Experimentally measurable quantities
From the simulated model network, we can estimate the local field potential (LFP) to make predictions that can be verified in future in vivo experiments. This simulated LFP takes into account all cross‐membrane currents of the excitatory neurons and assumes a medium with constant and homogenous permittivity (see Methods). From this simulated LFP (see Supporting Information Fig. S4 for some examples), some predictions can be made for quantities measurable by intracranial recordings and possibly also by electroencephalography (EEG) and magnetoencephalography (MEG) recordings.
Spectral properties
As our network model attempts to capture phenomena in the alpha and gamma band, we have examined the spectral properties of the simulated LFP signals. The lower panel in Fig. 6 illustrates the power spectra in the alpha range as a function of alpha inhibition strength. The increase in alpha power with increasing inhibition (0–0.4 mS) is explained by the rhythmic silencing of neuronal firing creating a strong modulation in the population activity. Note that the total firing rate systematically decreases as the alpha inhibition increases (Fig. 4C) in line with empirical findings (Haegens et al., 2011). As the inhibition increases even further (> 0.4 mS), the alpha power decreases as an increasing number of neurons are silenced.

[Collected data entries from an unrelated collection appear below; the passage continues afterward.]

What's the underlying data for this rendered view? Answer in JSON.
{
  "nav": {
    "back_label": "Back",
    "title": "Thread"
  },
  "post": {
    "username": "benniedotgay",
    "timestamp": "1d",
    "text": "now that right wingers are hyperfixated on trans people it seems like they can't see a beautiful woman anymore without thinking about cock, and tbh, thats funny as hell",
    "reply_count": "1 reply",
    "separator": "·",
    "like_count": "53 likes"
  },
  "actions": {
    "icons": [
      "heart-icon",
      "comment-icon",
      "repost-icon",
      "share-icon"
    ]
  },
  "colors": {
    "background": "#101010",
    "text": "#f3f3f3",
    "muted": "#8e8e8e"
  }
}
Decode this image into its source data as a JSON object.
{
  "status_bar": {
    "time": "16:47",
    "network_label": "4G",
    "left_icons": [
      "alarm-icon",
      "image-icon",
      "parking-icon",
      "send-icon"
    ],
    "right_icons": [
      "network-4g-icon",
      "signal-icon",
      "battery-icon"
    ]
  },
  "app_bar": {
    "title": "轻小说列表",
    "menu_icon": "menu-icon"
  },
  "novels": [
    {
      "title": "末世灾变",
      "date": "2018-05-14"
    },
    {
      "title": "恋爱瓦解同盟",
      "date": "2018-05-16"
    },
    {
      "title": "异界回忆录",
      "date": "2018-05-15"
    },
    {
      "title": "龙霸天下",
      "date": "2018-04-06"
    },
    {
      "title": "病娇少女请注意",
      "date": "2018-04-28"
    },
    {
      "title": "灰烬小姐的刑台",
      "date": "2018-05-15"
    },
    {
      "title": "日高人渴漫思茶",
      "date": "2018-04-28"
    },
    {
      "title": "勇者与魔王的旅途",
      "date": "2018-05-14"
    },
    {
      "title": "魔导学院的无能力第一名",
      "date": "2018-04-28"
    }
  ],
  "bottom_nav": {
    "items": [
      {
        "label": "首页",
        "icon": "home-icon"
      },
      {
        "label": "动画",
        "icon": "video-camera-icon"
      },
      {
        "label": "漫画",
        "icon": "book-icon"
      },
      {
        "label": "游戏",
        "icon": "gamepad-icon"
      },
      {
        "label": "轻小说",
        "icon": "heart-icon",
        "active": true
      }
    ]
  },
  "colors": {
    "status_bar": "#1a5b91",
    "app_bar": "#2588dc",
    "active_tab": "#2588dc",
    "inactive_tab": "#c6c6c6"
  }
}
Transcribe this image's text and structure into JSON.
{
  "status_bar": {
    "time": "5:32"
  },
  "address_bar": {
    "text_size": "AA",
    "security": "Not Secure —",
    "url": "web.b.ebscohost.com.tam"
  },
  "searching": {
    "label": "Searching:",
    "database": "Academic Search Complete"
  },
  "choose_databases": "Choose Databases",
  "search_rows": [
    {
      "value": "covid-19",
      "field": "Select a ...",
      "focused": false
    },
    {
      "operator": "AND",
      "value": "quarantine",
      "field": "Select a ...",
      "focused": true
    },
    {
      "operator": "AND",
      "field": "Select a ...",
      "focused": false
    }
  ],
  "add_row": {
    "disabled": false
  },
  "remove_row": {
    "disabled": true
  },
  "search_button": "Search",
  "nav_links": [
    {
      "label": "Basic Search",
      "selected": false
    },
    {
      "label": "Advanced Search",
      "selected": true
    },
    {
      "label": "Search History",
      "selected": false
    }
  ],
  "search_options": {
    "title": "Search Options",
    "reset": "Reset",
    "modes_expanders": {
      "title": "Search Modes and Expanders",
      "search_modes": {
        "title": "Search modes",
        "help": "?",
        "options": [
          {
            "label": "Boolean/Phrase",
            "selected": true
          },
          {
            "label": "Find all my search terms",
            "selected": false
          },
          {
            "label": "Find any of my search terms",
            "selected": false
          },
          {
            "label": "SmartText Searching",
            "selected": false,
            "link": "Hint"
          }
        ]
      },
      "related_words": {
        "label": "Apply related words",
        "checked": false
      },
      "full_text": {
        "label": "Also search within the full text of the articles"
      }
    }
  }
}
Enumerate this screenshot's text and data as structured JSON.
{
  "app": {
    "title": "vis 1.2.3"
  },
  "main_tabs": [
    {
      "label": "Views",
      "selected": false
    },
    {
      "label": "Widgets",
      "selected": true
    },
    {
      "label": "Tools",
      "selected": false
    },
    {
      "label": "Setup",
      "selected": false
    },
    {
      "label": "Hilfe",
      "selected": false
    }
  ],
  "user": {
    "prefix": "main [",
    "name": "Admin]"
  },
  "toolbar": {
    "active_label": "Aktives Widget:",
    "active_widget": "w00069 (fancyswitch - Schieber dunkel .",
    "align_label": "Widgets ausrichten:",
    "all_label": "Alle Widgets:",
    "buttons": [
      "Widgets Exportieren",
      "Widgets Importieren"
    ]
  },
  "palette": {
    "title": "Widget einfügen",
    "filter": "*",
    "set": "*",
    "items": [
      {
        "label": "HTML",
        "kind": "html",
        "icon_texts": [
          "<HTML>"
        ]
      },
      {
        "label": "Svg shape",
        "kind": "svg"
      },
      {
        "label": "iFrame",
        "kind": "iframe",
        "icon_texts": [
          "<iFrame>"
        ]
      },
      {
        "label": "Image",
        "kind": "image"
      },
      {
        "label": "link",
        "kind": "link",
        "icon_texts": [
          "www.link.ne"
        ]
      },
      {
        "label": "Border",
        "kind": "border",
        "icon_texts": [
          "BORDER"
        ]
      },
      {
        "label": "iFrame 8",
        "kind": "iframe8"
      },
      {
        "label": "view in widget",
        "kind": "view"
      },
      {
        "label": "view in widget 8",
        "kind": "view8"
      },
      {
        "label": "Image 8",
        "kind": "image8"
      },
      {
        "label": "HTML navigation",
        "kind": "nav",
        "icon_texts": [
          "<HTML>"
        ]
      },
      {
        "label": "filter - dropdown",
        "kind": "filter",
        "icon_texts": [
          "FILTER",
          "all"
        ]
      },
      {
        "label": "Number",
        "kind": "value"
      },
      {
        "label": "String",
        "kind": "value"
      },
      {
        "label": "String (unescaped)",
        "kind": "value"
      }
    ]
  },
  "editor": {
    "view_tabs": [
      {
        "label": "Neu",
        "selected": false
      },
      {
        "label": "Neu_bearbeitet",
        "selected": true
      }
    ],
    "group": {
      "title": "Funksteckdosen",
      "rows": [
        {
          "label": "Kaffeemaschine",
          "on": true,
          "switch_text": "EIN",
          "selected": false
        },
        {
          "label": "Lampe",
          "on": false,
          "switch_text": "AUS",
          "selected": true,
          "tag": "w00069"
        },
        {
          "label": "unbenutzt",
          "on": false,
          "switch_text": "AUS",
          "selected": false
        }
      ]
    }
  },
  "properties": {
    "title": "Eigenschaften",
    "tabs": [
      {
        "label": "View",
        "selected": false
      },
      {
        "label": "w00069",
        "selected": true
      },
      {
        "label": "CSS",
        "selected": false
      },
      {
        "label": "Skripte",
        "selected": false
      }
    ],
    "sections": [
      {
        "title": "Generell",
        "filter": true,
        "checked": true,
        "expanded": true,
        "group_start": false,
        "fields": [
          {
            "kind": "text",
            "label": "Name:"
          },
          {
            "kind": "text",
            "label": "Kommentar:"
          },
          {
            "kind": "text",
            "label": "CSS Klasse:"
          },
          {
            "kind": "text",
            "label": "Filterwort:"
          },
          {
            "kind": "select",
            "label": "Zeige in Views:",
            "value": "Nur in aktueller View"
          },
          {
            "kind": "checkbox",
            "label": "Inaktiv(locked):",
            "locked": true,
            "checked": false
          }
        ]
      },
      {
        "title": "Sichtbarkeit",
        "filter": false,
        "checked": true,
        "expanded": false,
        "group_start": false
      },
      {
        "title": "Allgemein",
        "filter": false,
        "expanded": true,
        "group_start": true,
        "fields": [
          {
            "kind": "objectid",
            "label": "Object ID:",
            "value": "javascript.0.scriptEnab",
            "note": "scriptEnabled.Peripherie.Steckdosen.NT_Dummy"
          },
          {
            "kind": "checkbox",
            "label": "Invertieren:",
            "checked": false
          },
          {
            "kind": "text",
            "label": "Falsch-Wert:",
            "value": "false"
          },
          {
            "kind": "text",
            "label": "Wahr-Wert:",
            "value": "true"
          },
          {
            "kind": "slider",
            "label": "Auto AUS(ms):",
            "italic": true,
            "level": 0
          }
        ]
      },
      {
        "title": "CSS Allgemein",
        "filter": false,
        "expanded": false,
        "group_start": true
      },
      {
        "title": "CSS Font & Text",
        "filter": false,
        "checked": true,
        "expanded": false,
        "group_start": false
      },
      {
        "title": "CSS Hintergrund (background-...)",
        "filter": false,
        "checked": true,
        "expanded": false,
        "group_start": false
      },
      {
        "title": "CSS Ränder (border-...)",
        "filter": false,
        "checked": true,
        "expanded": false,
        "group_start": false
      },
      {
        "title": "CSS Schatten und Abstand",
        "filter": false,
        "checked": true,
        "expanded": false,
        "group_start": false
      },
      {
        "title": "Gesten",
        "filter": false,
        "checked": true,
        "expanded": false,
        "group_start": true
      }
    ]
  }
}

The power spectra for the higher frequencies as a function of alpha strength in Fig. 6 (top panel) show band‐limited gamma power. The alpha inhibition has a synchronizing effect on the network in the gamma band, as the gamma‐band components can only be seen when the alpha inhibition is above 0.1 mS (Fig. 6, top). With weak alpha modulation (< 0.1 mS), the network generates irregular gamma‐band activity virtually undisturbed by the alpha inhibition (see also Fig. 3A) and hence poorly synchronized across the entire network. This is reflected in the lack of a gamma power in Fig. 6 (top panel) for simulations with low alpha inhibition strength. With stronger alpha inhibition (> 0.1 mS), the sinusoidal inhibitory drive is able to silence the network at every peak of the alpha inhibition (and in contrast letting the neurons fire in the troughs, when the inhibition is low) and the frequency and power of the gamma activity depend on the alpha inhibition strength. The gamma power eventually decreases with increasing alpha strength (> 0.5 mS) caused by the fact that less neurons are firing. To understand the relationship between alpha inhibition strength and gamma frequency, consider the following: when the alpha strength increases further, the descending slope of the sinusoidal inhibition becomes steeper. This causes the inhibition to drop faster over time, making it possible for the neurons in the second gamma volley to fire earlier relative to the first gamma volley. This produces an increase in gamma frequency with the strength of the alpha drive being in the 0.1‐ to 0.6‐mS interval (Fig. 6, top). At around 0.2 mS, the number of gamma volleys changes from three to two, causing a jump in the gamma frequency and a slight dip in the peak gamma power as it is spread out across a wider frequency band. Finally, for very high alpha strength (> 0.6 mS), the two remaining gamma volleys in every alpha cycle merge together and the gamma rhythm is attenuated. Future experiments are needed to confirm the positive correlation between alpha power and gamma frequency predicted by the model.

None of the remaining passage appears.